Nous étoffons donc notre modèle en y ajoutant également ce que nous appelons la dimension sociale du fair-play. Dans ce cas, nous extrapolons légèrement la notion de fair-play en passant de son sens originel de justice et d’opposition équitable à un sens plus qualitatif du jouer ensemble. Etre fair-play, ce n’est pas seulement se montrer juste par rapport aux règles, c’est aussi privilégier des attitudes positives vis-à-vis des autres. Cette dimension permet par ailleurs d’aborder la notion de plaisir de participer que nous lions à celle de fair-play, notamment dans le cadre des valeurs promues pas le mouvement olympique (“HOPE”, 2011 ; Gasser & Perlini, 2010).
Afin de mesurer cette dimension, nous observerons toutes les attitudes positives et négatives des joueurs vis-à-vis de leurs équipiers et de leurs adversaires. Les 13 indicateurs liés à ces sous-dimensions sont présentés dans notre grille d’observation. Ainsi, nous déterminons par exemple qu’encourager son équipier ou son adversaire est un indicateur du niveau de fairplay, entendu comme une dynamique de groupe et de jeu collectif.
Notons que la présence de tels indicateurs est essentielle à notre modèle, car le fair-play est avant tout un état d’esprit positif. Nous avons ainsi une conceptualisation plus positive du fairplay, où nous ne nous restreignons pas à relever uniquement les comportements allant à son encontre.

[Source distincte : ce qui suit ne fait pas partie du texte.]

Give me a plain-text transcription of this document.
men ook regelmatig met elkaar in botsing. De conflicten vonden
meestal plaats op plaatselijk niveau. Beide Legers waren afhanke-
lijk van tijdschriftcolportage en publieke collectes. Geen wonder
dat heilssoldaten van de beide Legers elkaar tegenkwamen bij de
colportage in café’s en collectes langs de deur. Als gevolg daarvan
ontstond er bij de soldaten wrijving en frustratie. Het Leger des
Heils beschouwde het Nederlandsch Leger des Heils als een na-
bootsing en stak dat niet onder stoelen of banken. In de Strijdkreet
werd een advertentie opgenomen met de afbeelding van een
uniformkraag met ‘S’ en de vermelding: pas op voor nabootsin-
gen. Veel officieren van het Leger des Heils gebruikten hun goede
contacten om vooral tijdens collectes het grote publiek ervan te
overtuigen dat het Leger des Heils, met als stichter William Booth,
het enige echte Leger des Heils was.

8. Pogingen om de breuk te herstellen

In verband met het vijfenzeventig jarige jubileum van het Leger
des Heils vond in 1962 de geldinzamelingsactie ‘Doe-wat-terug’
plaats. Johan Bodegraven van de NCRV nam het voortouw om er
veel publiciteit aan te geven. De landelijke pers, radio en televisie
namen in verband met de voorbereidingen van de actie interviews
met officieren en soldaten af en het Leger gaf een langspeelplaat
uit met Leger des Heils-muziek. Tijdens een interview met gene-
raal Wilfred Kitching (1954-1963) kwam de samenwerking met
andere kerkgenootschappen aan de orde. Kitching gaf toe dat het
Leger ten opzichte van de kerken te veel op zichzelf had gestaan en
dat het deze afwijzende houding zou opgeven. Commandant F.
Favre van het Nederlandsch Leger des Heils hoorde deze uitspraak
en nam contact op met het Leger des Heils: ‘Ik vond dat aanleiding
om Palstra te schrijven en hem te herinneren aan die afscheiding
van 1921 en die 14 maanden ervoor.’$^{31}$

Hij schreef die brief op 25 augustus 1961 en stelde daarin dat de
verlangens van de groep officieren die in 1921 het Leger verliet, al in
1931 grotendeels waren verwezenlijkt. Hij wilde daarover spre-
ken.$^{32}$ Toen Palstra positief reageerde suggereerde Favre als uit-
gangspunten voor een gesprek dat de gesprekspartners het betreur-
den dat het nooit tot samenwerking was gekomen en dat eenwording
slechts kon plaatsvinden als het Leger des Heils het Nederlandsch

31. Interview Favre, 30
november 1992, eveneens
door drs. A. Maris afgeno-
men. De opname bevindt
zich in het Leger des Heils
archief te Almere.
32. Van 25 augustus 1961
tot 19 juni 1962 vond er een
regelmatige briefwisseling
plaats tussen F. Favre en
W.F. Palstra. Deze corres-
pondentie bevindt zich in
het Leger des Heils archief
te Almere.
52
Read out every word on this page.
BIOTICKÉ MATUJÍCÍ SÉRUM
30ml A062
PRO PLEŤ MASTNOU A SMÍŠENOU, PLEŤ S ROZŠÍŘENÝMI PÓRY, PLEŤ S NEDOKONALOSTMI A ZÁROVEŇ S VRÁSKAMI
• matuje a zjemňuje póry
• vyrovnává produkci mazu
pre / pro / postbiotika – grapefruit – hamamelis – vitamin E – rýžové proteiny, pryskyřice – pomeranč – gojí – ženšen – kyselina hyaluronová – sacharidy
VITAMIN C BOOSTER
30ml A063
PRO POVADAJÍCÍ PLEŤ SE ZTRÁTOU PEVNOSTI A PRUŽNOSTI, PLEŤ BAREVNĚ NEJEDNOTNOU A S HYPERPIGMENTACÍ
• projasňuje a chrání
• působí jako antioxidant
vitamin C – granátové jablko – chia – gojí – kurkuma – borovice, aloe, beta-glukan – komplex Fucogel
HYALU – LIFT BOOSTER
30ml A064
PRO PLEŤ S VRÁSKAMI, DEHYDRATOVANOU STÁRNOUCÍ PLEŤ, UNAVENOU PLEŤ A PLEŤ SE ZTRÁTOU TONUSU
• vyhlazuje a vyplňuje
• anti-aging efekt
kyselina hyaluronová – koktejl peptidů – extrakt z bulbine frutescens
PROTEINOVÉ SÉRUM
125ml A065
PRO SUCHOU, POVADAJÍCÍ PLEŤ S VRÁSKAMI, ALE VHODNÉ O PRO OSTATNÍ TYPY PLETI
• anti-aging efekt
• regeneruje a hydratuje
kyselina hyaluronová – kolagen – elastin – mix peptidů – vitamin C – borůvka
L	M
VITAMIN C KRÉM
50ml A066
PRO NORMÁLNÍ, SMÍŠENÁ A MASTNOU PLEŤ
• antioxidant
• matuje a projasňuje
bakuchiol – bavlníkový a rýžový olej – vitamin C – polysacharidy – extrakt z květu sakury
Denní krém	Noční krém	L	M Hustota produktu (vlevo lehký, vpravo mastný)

Car n’oublions pas que cette recherche a pour but de valider l’efficacité d’un dispositif qui se révélerait être un outil au service de l’enseignement des valeurs du fair-play.
En ce sens, il est important d’être en mesure de relever des comportements positifs qui feront aussi l’objet de feedbacks. Grilles d’observation et d’analyse
Pour rendre la compréhension de notre opérationnalisation plus explicite, nous présentons ci dessous nos deux grilles d’observation, contenant tous les indicateurs mentionnés, et qui constituent nos outils d’évaluation du fair-play.
Notre travail consistera, à l’issue de chaque phase de jeu, à remplir ces deux tableaux. Chaque classe bénéficiera évidemment de son tableau afin de permettre la comparaison. Pour ce faire, l’enseignant-chercheur recense de manière exhaustive chacun des indicateurs observés dans le jeu en veillant à mentionner à chaque fois le nom du/des élèves concernés, le moment où lefait de jeu est intervenu, ainsi qu’une brève description du fait de jeu. Les deux grilles nous informeront ainsi non seulement sur l’évolution collective du fair-play, mais également sur son évolution au niveau individuel.
A noter que dans chaque tableau, nous recensons les événements distinctement entre les deux matchs (le rang blanc pour le premier match, le rang gris pour le second).
Et les feedbacks dans tout ça? Pour réaliser la deuxième phase de notre dispositif, nous devons définir, sur la base de nos grilles d’observation, les comportements qui feront l’objet de feedbacks de notre part. Cela est d’autant plus important dans le cas du feedback vidéo, puisque les extraits retenus sont présentés aux élèves. Ces feedbacks sont collectifs, afin que les extraits sélectionnés puissent avoir un impact sur tout le groupe. Dans les deux types de feedbacks (verbaux et vidéo), nous sélectionnons un échantillon de situations que nous estimons représentatives des dimensions du fair-play retenues par notre grille d’observation. Surtout, il est très important de définir une série de relances suscitant un questionnement autour de ces situations et qui constituent un fil rouge commun aux deux types de feedbacks. Pour y arriver, les deux chercheurs se servent d’une grille qu’ils remplissent une fois l’analyse des premières séquences de jeu terminées.
Cette grille contient les situations/extraits vidéo retenus en fonction des comportements à travailler, les relances de l’enseignant sous forme de questions préparées en avance et les conclusions auxquelles le feedback devrait mener. Voici cette grille:

Résultats

Où en sont nos élèves avant les feedbacks?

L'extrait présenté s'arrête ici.